I have a slow query as my data has grown. I wanted to test joining before preloads to see if i could speed it up.
I did a test on some mock data, first with the join and the second without. It seems like the speed gain is minimal.
Are there any other benefits to joining first before preloads?
Is it more efficient for the databases memory usage if we join before preloading?
If I did some additional nested preloads would that start to affect things?
With join
iex(1)> query = from tc in Timecard, join: tc_d in Timecards.TimecardData, on: tc.id == tc_d.timecard_id, preload: [timecard_data: tc_d]

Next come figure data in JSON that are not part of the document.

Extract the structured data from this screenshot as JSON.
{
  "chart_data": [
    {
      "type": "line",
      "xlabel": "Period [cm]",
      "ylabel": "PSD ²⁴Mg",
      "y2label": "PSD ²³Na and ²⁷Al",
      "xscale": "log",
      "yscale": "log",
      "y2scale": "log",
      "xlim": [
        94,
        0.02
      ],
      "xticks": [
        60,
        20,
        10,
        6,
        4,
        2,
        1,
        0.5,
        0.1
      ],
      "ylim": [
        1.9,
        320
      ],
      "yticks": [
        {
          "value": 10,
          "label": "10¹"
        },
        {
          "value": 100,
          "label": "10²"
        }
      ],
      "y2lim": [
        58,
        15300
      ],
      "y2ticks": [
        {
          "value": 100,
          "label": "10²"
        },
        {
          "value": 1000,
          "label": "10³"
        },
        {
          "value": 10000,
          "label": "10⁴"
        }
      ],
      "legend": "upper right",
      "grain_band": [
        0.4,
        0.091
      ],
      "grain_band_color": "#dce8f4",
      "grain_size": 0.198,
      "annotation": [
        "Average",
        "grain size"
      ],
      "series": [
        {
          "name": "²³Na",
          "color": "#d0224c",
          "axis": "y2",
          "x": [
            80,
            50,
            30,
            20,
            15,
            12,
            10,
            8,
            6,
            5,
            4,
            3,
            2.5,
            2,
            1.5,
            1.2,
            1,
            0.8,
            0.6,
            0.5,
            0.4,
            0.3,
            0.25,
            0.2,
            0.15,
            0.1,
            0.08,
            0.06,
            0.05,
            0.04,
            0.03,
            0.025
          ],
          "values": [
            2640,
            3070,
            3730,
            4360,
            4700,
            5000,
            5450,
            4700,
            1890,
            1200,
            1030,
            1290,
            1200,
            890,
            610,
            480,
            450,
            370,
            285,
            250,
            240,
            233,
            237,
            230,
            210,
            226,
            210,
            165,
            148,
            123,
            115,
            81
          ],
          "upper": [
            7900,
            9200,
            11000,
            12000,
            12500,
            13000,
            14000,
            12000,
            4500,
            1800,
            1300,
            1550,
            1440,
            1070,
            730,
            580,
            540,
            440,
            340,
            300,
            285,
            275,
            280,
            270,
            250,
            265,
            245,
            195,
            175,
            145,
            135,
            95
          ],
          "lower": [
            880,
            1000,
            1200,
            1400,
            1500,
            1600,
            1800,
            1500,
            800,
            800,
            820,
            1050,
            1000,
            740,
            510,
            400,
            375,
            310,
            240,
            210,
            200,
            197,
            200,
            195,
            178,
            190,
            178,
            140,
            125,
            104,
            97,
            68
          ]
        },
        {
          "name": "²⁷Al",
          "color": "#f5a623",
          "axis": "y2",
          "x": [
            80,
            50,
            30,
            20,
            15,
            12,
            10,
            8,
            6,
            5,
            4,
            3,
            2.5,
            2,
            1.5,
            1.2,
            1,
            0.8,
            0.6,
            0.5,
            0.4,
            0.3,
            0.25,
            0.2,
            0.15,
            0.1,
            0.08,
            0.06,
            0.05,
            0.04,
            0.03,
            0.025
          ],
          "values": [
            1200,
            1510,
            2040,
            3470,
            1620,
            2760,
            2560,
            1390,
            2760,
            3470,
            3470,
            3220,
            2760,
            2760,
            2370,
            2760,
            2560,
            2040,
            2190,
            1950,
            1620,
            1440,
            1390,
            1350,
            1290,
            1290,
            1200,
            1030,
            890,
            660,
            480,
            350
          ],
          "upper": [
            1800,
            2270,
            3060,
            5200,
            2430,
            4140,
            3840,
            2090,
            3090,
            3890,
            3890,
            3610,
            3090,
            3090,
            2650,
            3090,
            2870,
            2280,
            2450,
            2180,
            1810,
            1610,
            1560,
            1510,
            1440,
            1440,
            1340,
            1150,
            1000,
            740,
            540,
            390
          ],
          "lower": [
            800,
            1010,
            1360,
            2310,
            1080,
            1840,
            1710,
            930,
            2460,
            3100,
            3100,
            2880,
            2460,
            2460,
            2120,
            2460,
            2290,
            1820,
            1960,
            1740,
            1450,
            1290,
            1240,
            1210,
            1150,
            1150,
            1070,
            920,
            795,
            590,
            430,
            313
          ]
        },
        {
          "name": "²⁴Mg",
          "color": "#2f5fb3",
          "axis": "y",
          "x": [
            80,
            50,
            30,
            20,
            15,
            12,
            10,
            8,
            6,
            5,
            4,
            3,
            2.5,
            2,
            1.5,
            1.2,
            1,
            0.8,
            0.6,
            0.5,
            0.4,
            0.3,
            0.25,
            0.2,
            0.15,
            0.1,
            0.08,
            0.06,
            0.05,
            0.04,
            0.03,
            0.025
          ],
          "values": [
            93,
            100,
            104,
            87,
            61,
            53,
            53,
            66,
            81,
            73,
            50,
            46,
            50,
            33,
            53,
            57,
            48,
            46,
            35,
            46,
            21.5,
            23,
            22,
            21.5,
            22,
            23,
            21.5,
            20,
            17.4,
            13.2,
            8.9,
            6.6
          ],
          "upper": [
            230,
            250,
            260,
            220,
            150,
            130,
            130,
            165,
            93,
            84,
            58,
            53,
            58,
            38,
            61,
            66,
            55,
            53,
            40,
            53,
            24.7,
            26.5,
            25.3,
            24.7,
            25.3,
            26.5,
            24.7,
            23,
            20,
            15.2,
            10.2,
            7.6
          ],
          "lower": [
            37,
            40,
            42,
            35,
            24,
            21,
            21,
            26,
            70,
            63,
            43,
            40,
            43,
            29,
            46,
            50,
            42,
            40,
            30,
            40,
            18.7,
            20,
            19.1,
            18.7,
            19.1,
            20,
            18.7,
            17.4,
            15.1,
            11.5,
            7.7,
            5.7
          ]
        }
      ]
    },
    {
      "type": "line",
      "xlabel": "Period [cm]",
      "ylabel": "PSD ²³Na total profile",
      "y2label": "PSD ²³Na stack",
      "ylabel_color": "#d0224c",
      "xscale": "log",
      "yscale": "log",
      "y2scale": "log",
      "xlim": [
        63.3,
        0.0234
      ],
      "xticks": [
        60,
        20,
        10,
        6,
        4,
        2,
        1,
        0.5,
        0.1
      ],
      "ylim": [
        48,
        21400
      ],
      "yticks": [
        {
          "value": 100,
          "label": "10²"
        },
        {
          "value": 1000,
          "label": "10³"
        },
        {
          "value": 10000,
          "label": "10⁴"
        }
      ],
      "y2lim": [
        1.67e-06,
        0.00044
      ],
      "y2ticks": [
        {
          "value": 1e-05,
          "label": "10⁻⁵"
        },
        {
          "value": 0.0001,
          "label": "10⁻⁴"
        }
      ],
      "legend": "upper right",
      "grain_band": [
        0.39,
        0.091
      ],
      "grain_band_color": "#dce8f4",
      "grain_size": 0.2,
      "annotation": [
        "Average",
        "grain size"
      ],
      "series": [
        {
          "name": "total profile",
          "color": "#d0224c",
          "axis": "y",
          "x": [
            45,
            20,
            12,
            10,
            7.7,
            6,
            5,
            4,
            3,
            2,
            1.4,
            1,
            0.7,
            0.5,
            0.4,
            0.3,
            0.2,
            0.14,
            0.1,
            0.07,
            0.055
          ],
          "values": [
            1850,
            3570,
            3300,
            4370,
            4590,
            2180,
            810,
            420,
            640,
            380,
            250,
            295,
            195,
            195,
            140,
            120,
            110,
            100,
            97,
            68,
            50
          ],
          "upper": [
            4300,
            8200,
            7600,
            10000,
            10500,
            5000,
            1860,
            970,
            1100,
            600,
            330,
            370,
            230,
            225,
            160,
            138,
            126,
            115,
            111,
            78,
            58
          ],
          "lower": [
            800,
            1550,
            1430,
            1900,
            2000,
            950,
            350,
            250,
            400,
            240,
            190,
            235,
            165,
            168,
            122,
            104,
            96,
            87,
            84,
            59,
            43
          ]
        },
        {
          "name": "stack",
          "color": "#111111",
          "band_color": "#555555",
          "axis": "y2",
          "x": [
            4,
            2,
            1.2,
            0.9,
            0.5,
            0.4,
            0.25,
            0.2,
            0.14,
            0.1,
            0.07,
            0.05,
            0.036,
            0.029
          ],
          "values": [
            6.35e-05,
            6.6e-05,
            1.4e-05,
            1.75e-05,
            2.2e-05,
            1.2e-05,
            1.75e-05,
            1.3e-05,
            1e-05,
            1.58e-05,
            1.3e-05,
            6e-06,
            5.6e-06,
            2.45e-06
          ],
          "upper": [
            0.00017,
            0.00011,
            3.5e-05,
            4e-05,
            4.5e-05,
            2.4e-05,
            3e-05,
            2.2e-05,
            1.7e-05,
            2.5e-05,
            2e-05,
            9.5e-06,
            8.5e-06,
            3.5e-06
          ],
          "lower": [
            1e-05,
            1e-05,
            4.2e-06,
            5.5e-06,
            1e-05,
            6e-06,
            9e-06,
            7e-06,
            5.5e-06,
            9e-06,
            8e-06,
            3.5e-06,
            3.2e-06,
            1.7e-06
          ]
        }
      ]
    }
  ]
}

#Ecto.Query<from t0 in Ev2.Timecards.Timecard,
join: t1 in Ev2.Timecards.TimecardData, on: t0.id == t1.timecard_id,
preload: [timecard_data: t1]>
Has the following output:
iex(2)> Repo.all(query)
[debug] QUERY OK source="timecards" db=1242.5ms decode=760.5ms
SELECT t0."id", t0."date", ..., t0."offer_id", t0."timecard_setting_id", t0."inserted_at", t0."updated_at", t1."id", t1."approver_id", ... , t1."updated_at" FROM "timecards" AS t0 INNER JOIN "timecard_data" AS t1 ON t0."id" = t1."timecard_id" []
Which looks like 1243ms.
Without join
Whereas the following with no joins and super simple syntax:
iex(3)> q2 = from tc in Timecard, preload: :timecard_data
#Ecto.Query<from t in Ev2.Timecards.Timecard, preload: [:timecard_data]>
Has the following output:
iex(4)> Repo.all(q2)
[debug] QUERY OK source="timecards" db=321.0ms decode=116.9ms
SELECT t0."id", t0."date", t0."week_ending_date", t0."datetime_submitted", t0."auto_submitted?", t0."auto_generated?", t0."employee_id", t0."proxy_creator_id", t0."offer_id", t0."timecard_setting_id", t0."inserted_at", t0."updated_at" FROM "timecards" AS t0 []
[debug] QUERY OK source="timecard_data" db=965.8ms decode=322.6ms
SELECT t0."id", t0."approver_id", ... , t0."timecard_id" FROM "timecard_data" AS t0 WHERE (t0."timecard_id" = ANY($1)) ORDER BY t0."timecard_id" [[15716, 15693, ...]]
Which to me looks like a total of 321 + 965 = 1286ms
Thanks for any input!